Now that America’s kids have collected their Halloween candy, it’s time for National Brush Day, an annual occasion stressing the oral health benefits of brushing one’s teeth.

But what about the millions of American children who have neither toothpaste nor toothbrush?

Too often, they use only their fingers and water to brush their teeth, as shown in new ads from “Closing America’s Smile Gap,” a year-old initiative from Procter & Gamble’s Crest and Oral-B brands.

The campaign  -- via Publicis Groupe’s PGOne, with MSL as lead agency and  Saatchi & Saatchi and PXP supporting production  --  broke this morning with an ad in The New York Times, out-of-home digital billboards in New York City, and :15 and :30 second videos on the “Closing America’s Smile Gap” website and Instagram page.



“All kids have the right to a healthy smile,” Carlos De Jesus, P&G’s senior vice president of Oral Care, North America, tells Marketing Daily, “and today millions of kids in underserved communities just don’t have access to the oral care they need. That’s what we call the ‘smile gap.’”

The goal, De Jesus says, “is to get 20 million smiles between now and 2030.”

That number, he explains, is derived from several data points, including 60 million people living in “dental deserts” where “they don’t have access to dental care,” and 17 million kids living in poverty.

Making just a dent toward its long-range goal, Crest and Oral-B will donate a toothbrush and toothpaste to a kid in need – up to 500,000 of them -- for every purchase of a Crest or Oral-B product this month, “so that they have the tools they need every morning and every night,” said De Jesus.

That’s only about 2.5% of the 20 million total U.S. kids the brands want to reach by 2030 -- but a quarter of the 2 million kids in 10 states that have been in the initiative’s initial sights since “Closing America’s Smile Gap” launched in December 2021.

Since then, with such partners as Kare Mobile and Feeding America, “Closing America’s Smile Gap” has had activations in 24 communities across the country, providing dental services and check-ups, educational services, and gratis Crest and Oral-B items. DeJesus says the brands have already donated $2.5 million worth of product this year.

“I talked to one child,” recalls De Jesus, “and he said this was the first toothbrush he ever had, and how excited he was to have his own toothbrush and able to now go home and get those healthy habits… It’s a life-changing event.”

But “toothbrushes and toothpaste run out,” De Jesus notes.  “That’s one of the challenges we have in closing America’s Smile Gap. It’s not a one-time event” but a “multiyear journey,” he explains. “It starts with [the kids] having the basics, but it’s something that we can’t solve on our own.”

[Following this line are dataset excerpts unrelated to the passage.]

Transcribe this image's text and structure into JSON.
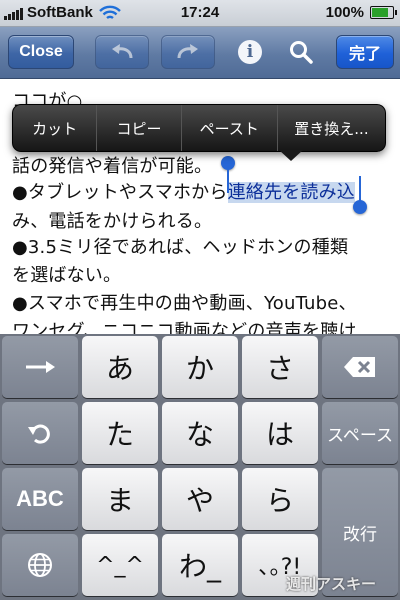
{
  "status_bar": {
    "carrier": "SoftBank",
    "time": "17:24",
    "battery": "100%",
    "battery_level": 1.0
  },
  "toolbar": {
    "close_label": "Close",
    "info_symbol": "i",
    "done_label": "完了"
  },
  "document": {
    "lines": [
      "ココが○",
      "●",
      "話の発信や着信が可能。",
      "●タブレットやスマホから",
      "連絡先を読み込",
      "み、電話をかけられる。",
      "●3.5ミリ径であれば、ヘッドホンの種類",
      "を選ばない。",
      "●スマホで再生中の曲や動画、YouTube、",
      "ワンセグ、ニコニコ動画などの音声を聴け"
    ]
  },
  "edit_menu": [
    "カット",
    "コピー",
    "ペースト",
    "置き換え..."
  ],
  "keyboard": {
    "kana_keys": [
      "あ",
      "か",
      "さ",
      "た",
      "な",
      "は",
      "ま",
      "や",
      "ら",
      "^_^",
      "わ_",
      "､｡?!"
    ],
    "space_label": "スペース",
    "return_label": "改行",
    "abc_label": "ABC",
    "arrow_symbol": "→"
  },
  "watermark": "週刊アスキー",
  "colors": {
    "toolbar": "#5f7aa3",
    "done_button": "#1f61d8",
    "selection": "#c7d8ef",
    "caret": "#2666d6"
  }
}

Thus, the ad campaign launching today hopes to drive awareness --  to both garner additional partnerships for the initiative and to help drive an infrastructure to reach the 2030 goal. “We need governments, we need schools, we need the media, we need communities to come together to drive long-term systematic change,” De Jesus says.

That change will come through access, education and representation, he says. On the latter front, “we’re partnering with the top dental schools in America to provide scholarships to hygienists and dentists… so they can go back into these communities and help solve the dental deserts.”

Calling cavities and tooth decay “the number one chronic disease in America,” with kids living in low-income communities twice as likely to suffer, De Jesus noted that “cavities lead to pain, cavities lead to missed school days, cavities lead to a lack of confidence and ability to concentrate.”

Closing America’s Smile Gap” launched in December 2021 with an 11-minute video by filmmaker Thoraya Maronesy, and partnerships with Jet Dental, other dental professionals, and nonprofits America’s ToothFairy and Feeding America.

National Brush Day was initiated in 2013 by the Ad Council and a coalition of dental groups.